L’AFFAIRE DE KAMPALA
Dans les milieux diplomatiques cependant, il se susurre que la décision de la Cour pénale internationale (CPI) est fondée sur les bruits qui ont couru en ce qui concerne l’exil possible de Gbagbo en Ouganda. Selon certaines confidences, il se négociait en effet une libération provisoire pour l’ex-président ivoirien avec un forte implica- tion de certains chefs d’Etats africains. L’ancien patron du palais d’Abidjan devrait alors atterrir à Kampala avec l’accord du président ougandais Yoweri Museveni, qui avait écrit à la CPI pour se porter volontaire à accueillir le célèbre prisonnier de La Haye. L’affaire a été mise au grand jour par Francis Kpatindé, ex-journaliste à Jeune Afrique, et ami personnel de Laurent Gbagbo.

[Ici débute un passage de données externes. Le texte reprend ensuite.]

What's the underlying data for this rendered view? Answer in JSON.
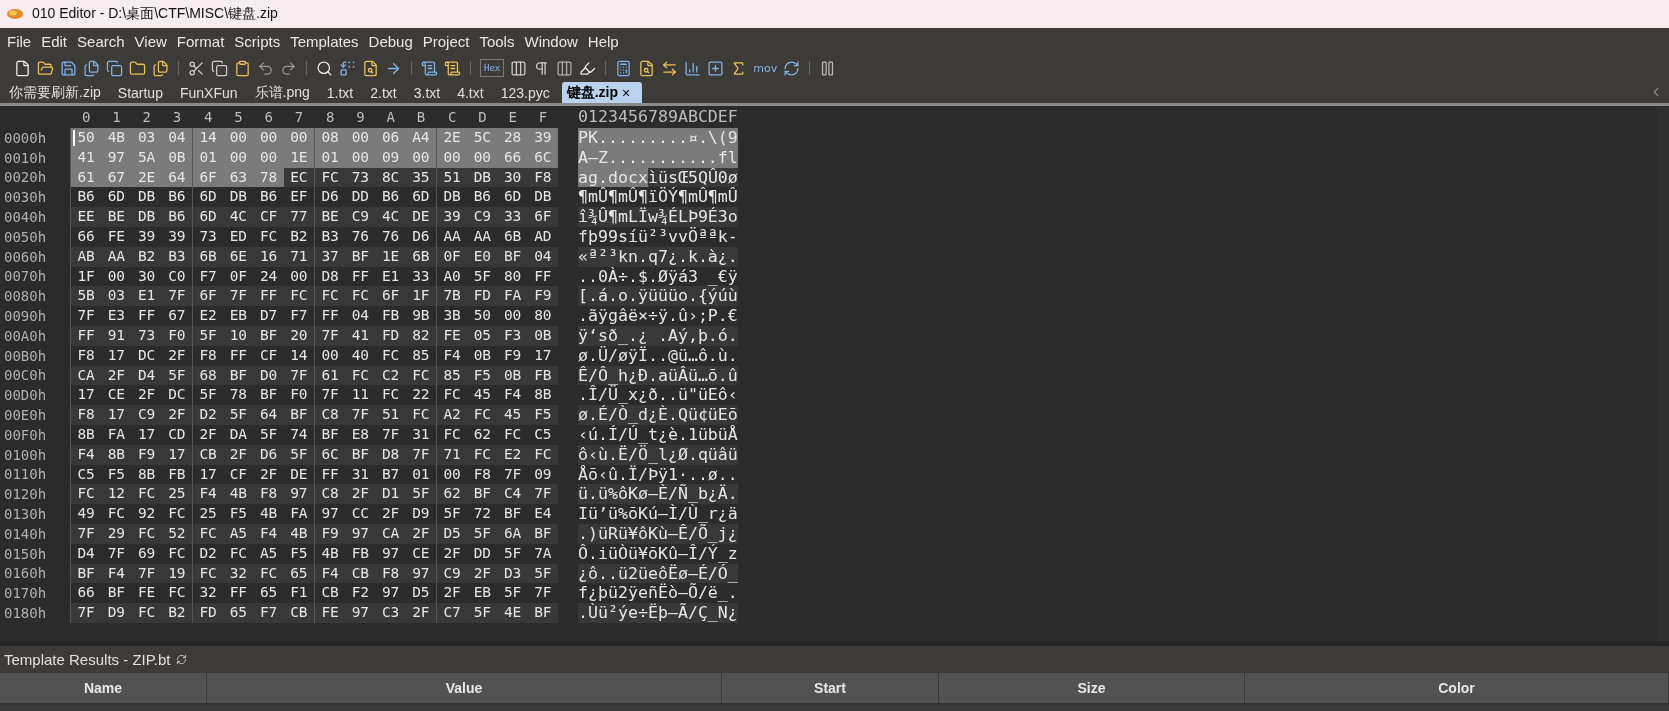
{
  "window": {
    "title": "010 Editor - D:\\桌面\\CTF\\MISC\\键盘.zip"
  },
  "menu": [
    "File",
    "Edit",
    "Search",
    "View",
    "Format",
    "Scripts",
    "Templates",
    "Debug",
    "Project",
    "Tools",
    "Window",
    "Help"
  ],
  "toolbar": {
    "hex_label": "Hex",
    "mov_label": "mov"
  },
  "tabs": [
    {
      "label": "你需要刷新.zip",
      "selected": false
    },
    {
      "label": "Startup",
      "selected": false
    },
    {
      "label": "FunXFun",
      "selected": false
    },
    {
      "label": "乐谱.png",
      "selected": false
    },
    {
      "label": "1.txt",
      "selected": false
    },
    {
      "label": "2.txt",
      "selected": false
    },
    {
      "label": "3.txt",
      "selected": false
    },
    {
      "label": "4.txt",
      "selected": false
    },
    {
      "label": "123.pyc",
      "selected": false
    },
    {
      "label": "键盘.zip",
      "selected": true,
      "close": "×"
    }
  ],
  "hex_view": {
    "columns": [
      "0",
      "1",
      "2",
      "3",
      "4",
      "5",
      "6",
      "7",
      "8",
      "9",
      "A",
      "B",
      "C",
      "D",
      "E",
      "F"
    ],
    "text_header": "0123456789ABCDEF",
    "rows": [
      {
        "offset": "0000h",
        "hex_selected": "50 4B 03 04 14 00 00 00 08 00 06 A4 2E 5C 28 39",
        "text_selected": "PK.........¤.\\(9"
      },
      {
        "offset": "0010h",
        "hex_selected": "41 97 5A 0B 01 00 00 1E 01 00 09 00 00 00 66 6C",
        "text_selected": "A—Z...........fl"
      },
      {
        "offset": "0020h",
        "hex_selected": "61 67 2E 64 6F 63 78",
        "hex": "EC FC 73 8C 35 51 DB 30 F8",
        "text_selected": "ag.docx",
        "text": "ìüsŒ5QÛ0ø"
      },
      {
        "offset": "0030h",
        "hex": "B6 6D DB B6 6D DB B6 EF D6 DD B6 6D DB B6 6D DB",
        "text": "¶mÛ¶mÛ¶ïÖÝ¶mÛ¶mÛ"
      },
      {
        "offset": "0040h",
        "hex": "EE BE DB B6 6D 4C CF 77 BE C9 4C DE 39 C9 33 6F",
        "text": "î¾Û¶mLÏw¾ÉLÞ9É3o"
      },
      {
        "offset": "0050h",
        "hex": "66 FE 39 39 73 ED FC B2 B3 76 76 D6 AA AA 6B AD",
        "text": "fþ99síü²³vvÖªªk-"
      },
      {
        "offset": "0060h",
        "hex": "AB AA B2 B3 6B 6E 16 71 37 BF 1E 6B 0F E0 BF 04",
        "text": "«ª²³kn.q7¿.k.à¿."
      },
      {
        "offset": "0070h",
        "hex": "1F 00 30 C0 F7 0F 24 00 D8 FF E1 33 A0 5F 80 FF",
        "text": "..0À÷.$.Øÿá3 _€ÿ"
      },
      {
        "offset": "0080h",
        "hex": "5B 03 E1 7F 6F 7F FF FC FC FC 6F 1F 7B FD FA F9",
        "text": "[.á.o.ÿüüüo.{ýúù"
      },
      {
        "offset": "0090h",
        "hex": "7F E3 FF 67 E2 EB D7 F7 FF 04 FB 9B 3B 50 00 80",
        "text": ".ãÿgâë×÷ÿ.û›;P.€"
      },
      {
        "offset": "00A0h",
        "hex": "FF 91 73 F0 5F 10 BF 20 7F 41 FD 82 FE 05 F3 0B",
        "text": "ÿ‘sð_.¿ .Aý‚þ.ó."
      },
      {
        "offset": "00B0h",
        "hex": "F8 17 DC 2F F8 FF CF 14 00 40 FC 85 F4 0B F9 17",
        "text": "ø.Ü/øÿÏ..@ü…ô.ù."
      },
      {
        "offset": "00C0h",
        "hex": "CA 2F D4 5F 68 BF D0 7F 61 FC C2 FC 85 F5 0B FB",
        "text": "Ê/Ô_h¿Ð.aüÂü…õ.û"
      },
      {
        "offset": "00D0h",
        "hex": "17 CE 2F DC 5F 78 BF F0 7F 11 FC 22 FC 45 F4 8B",
        "text": ".Î/Ü_x¿ð..ü\"üEô‹"
      },
      {
        "offset": "00E0h",
        "hex": "F8 17 C9 2F D2 5F 64 BF C8 7F 51 FC A2 FC 45 F5",
        "text": "ø.É/Ò_d¿È.Qü¢üEõ"
      },
      {
        "offset": "00F0h",
        "hex": "8B FA 17 CD 2F DA 5F 74 BF E8 7F 31 FC 62 FC C5",
        "text": "‹ú.Í/Ú_t¿è.1übüÅ"
      },
      {
        "offset": "0100h",
        "hex": "F4 8B F9 17 CB 2F D6 5F 6C BF D8 7F 71 FC E2 FC",
        "text": "ô‹ù.Ë/Ö_l¿Ø.qüâü"
      },
      {
        "offset": "0110h",
        "hex": "C5 F5 8B FB 17 CF 2F DE FF 31 B7 01 00 F8 7F 09",
        "text": "Åõ‹û.Ï/Þÿ1·..ø.."
      },
      {
        "offset": "0120h",
        "hex": "FC 12 FC 25 F4 4B F8 97 C8 2F D1 5F 62 BF C4 7F",
        "text": "ü.ü%ôKø—È/Ñ_b¿Ä."
      },
      {
        "offset": "0130h",
        "hex": "49 FC 92 FC 25 F5 4B FA 97 CC 2F D9 5F 72 BF E4",
        "text": "Iü’ü%õKú—Ì/Ù_r¿ä"
      },
      {
        "offset": "0140h",
        "hex": "7F 29 FC 52 FC A5 F4 4B F9 97 CA 2F D5 5F 6A BF",
        "text": ".)üRü¥ôKù—Ê/Õ_j¿"
      },
      {
        "offset": "0150h",
        "hex": "D4 7F 69 FC D2 FC A5 F5 4B FB 97 CE 2F DD 5F 7A",
        "text": "Ô.iüÒü¥õKû—Î/Ý_z"
      },
      {
        "offset": "0160h",
        "hex": "BF F4 7F 19 FC 32 FC 65 F4 CB F8 97 C9 2F D3 5F",
        "text": "¿ô..ü2üeôËø—É/Ó_"
      },
      {
        "offset": "0170h",
        "hex": "66 BF FE FC 32 FF 65 F1 CB F2 97 D5 2F EB 5F 7F",
        "text": "f¿þü2ÿeñËò—Õ/ë_."
      },
      {
        "offset": "0180h",
        "hex": "7F D9 FC B2 FD 65 F7 CB FE 97 C3 2F C7 5F 4E BF",
        "text": ".Ùü²ýe÷Ëþ—Ã/Ç_N¿"
      }
    ]
  },
  "template_results": {
    "title": "Template Results - ZIP.bt",
    "columns": [
      "Name",
      "Value",
      "Start",
      "Size",
      "Color"
    ]
  }
}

Après une rencontre avec le détenu de Scheveningen, le journaliste a, au cours d’un entretien sur Rfi, dévoilé ce qui se préparait dans l’ombre. Et comme on le dit, la diplomatie ne s’accommode pas du bruit. Cette sortie du journaliste, semble-t-il, a compromis les chances de son ami. La CPI qui s’informe sur les relations de l’ancien président, notamment ses liens forts avec certains chefs d’Etat africains, aurait perçu un piège dans la libération provisoire de Gbagbo. Elle craint que des présidents africains qui n’auraient pas apprécié le transfèrement d’un ancien collègue à la CPI, puissent s’opposer à son retour
dans les box des accusés une fois relâché. D’où le refus de libérer Gbagbo, au motif qu’il dispose de réseaux puissants de par le monde.